The mullings of a procrastinating researcher!
Now that I am two thirds of my way through my PhD research and getting stuck into the lengthy writing up, I’ve found myself asking the question “why am I doing this?” (with a gasp of exasperation, at times!). I have to remind myself of my purpose when I started:
Defining when we are at our best in work will help to structure self-reflection, performance management and coaching conversations and will help with the prioritisation of development.
Yup – that makes sense but “why am I doing it so academically?” It is that question that has taken a lot more thought. With my practitioner hat on, I want to speed things up and just get on with working with clients and seeing things change and improve. My researcher hat seems to mean that things are slower and there are a lot of hoops to jump through. But it is those hoops that form part of the reason why I’ve taken the academic approach:
Understanding where it adds to existing knowledge
The process of my literature review has been challenging but also wonderfully enriching. I’ve purposefully reviewed literature that might relate to being at your best. In doing that, I’ve gained new insights from things that I thought I already knew – like all the fascinating work around Flow from Csikszentmihalyi where he found that people were more engaged and ‘in flow’ when their activities have clear goals, immediate feedback and skills that are balanced to action opportunities. How helpful is that when designing or planning development?!
Asking the big questions
The academic process of reviewing, before you get stuck into any research: ontology (what is reality?) and epistemology (how can I know reality?) has been really fascinating and helped to direct how I structure the research. My research question came about as a result of questions from clients and questions to coachees. There was such consistency in their responses that I began to question if we had an undefined shared understanding of what it means to be at your best in work.
That falls into the view of knowledge and reality of Social Constructionsim – we use language and images to create meaning and is our lens for interpreting reality. So I saw myself as a detective…. Someone trying to uncover what that shared meaning is – that meant I would need to investigate the words and images used when we are at our best.

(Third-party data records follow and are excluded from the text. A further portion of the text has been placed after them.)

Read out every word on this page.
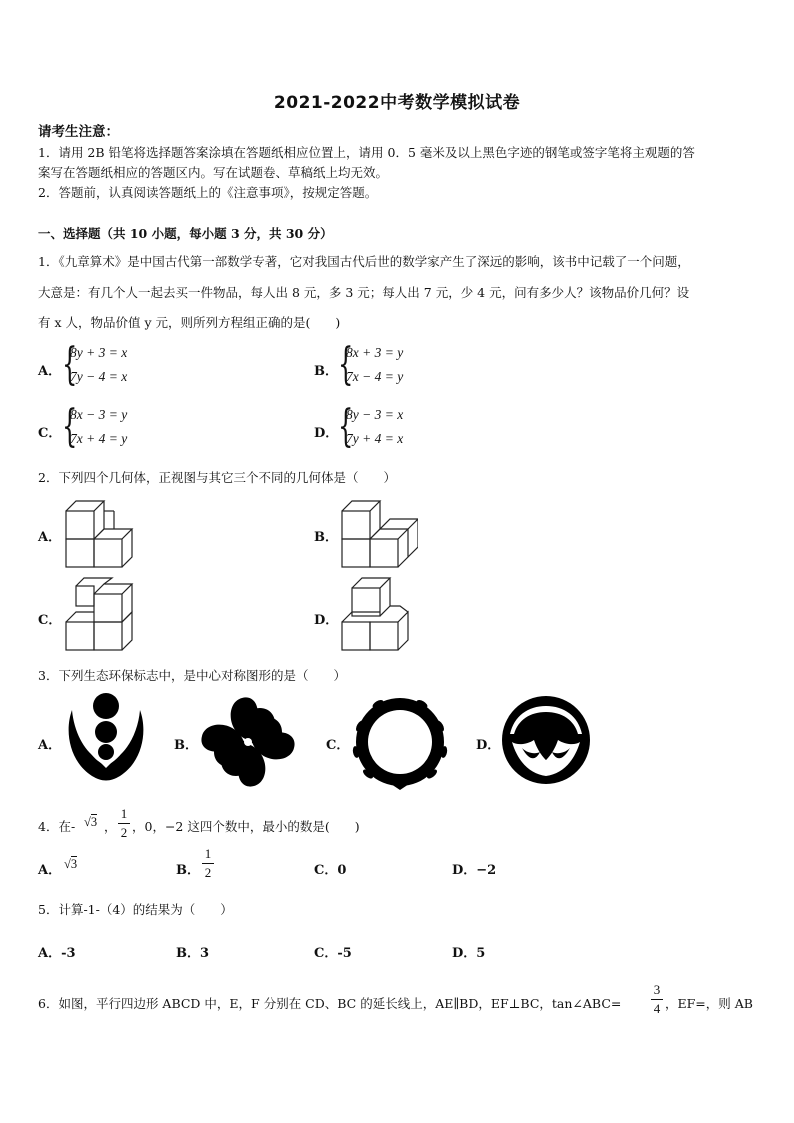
2021-2022中考数学模拟试卷
请考生注意：
1．请用 2B 铅笔将选择题答案涂填在答题纸相应位置上，请用 0．5 毫米及以上黑色字迹的钢笔或签字笔将主观题的答
案写在答题纸相应的答题区内。写在试题卷、草稿纸上均无效。
2．答题前，认真阅读答题纸上的《注意事项》，按规定答题。
一、选择题（共 10 小题，每小题 3 分，共 30 分）
1．《九章算术》是中国古代第一部数学专著，它对我国古代后世的数学家产生了深远的影响，该书中记载了一个问题，
大意是：有几个人一起去买一件物品，每人出 8 元，多 3 元；每人出 7 元，少 4 元，问有多少人？该物品价几何？设
有 x 人，物品价值 y 元，则所列方程组正确的是(　　)
A． {
8y + 3 = x
7y − 4 = x	B． {
8x + 3 = y
7x − 4 = y
C． {
8x − 3 = y
7x + 4 = y	D． {
8y − 3 = x
7y + 4 = x
2．下列四个几何体，正视图与其它三个不同的几何体是（　　）
A．	B．
C．	D．
3．下列生态环保标志中，是中心对称图形的是（　　）
A．	B．	C．	D．
4．在- √3 ，
1
2 ，0，−2 这四个数中，最小的数是(　　)
A． √3	B．
1
2	C．0	D．−2
5．计算-1-（4）的结果为（　　）
A．-3	B．3	C．-5	D．5
6．如图，平行四边形 ABCD 中，E，F 分别在 CD、BC 的延长线上，AE∥BD，EF⊥BC，tan∠ABC=
3
4 ，EF=，则 AB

With words being the basis of my research, I needed to understand what good qualitative research looks like. With my background in psychometrics, I’ve been used to the quantitative approach where reliability and validity are shown statistically, with clear guidelines to demonstrate rigor. I’d always assumed qualitative research was less robust somehow. How wrong was I.
Creating a sound structure to the qualitative research, rooted in the social constructionist way of viewing the world has been a journey of discovery and a whole other article for me to write.
The key has been to develop a structure to the research that ensures it remains credible, transferable, dependable and authentic. Those have been my principles for qualitative research.
This has been the scary bit! Having spent hours mulling, interviewing, analysing and writing things up, it all gets read and pulled apart by others. I’ve had one academic viva already (another one soon and one at the end of the process) – where I shared the findings so far with other academics. Instead of a 45 minute meeting it turned out to be an hour and a half of great discussion and debate which I found really helpful.
I also presented ‘my work so far’ at a colloquium (fancy word for academic conference where you share your findings) – I had ten minutes to share what I’d done followed by 20 minutes of challenges and questions. Again, I actually found this invigorating and so helpful to be able to respond to the questions posed by experienced qualitative researchers.
More recently, I was selected to write a chapter in the ABP’s forthcoming book Partners in Progress. The editorial process demanded quite a bit of labour but it was so valuable in honing my thoughts. There is probably more editorial labour ahead with a couple of academic journal articles in the offing but no doubt at the end of that process I’ll be even more refined in how I explain being at your best in work.
So that is where I am at… I know why I am doing this research and why I am taking the academic approach…. I’d best get on and do it then!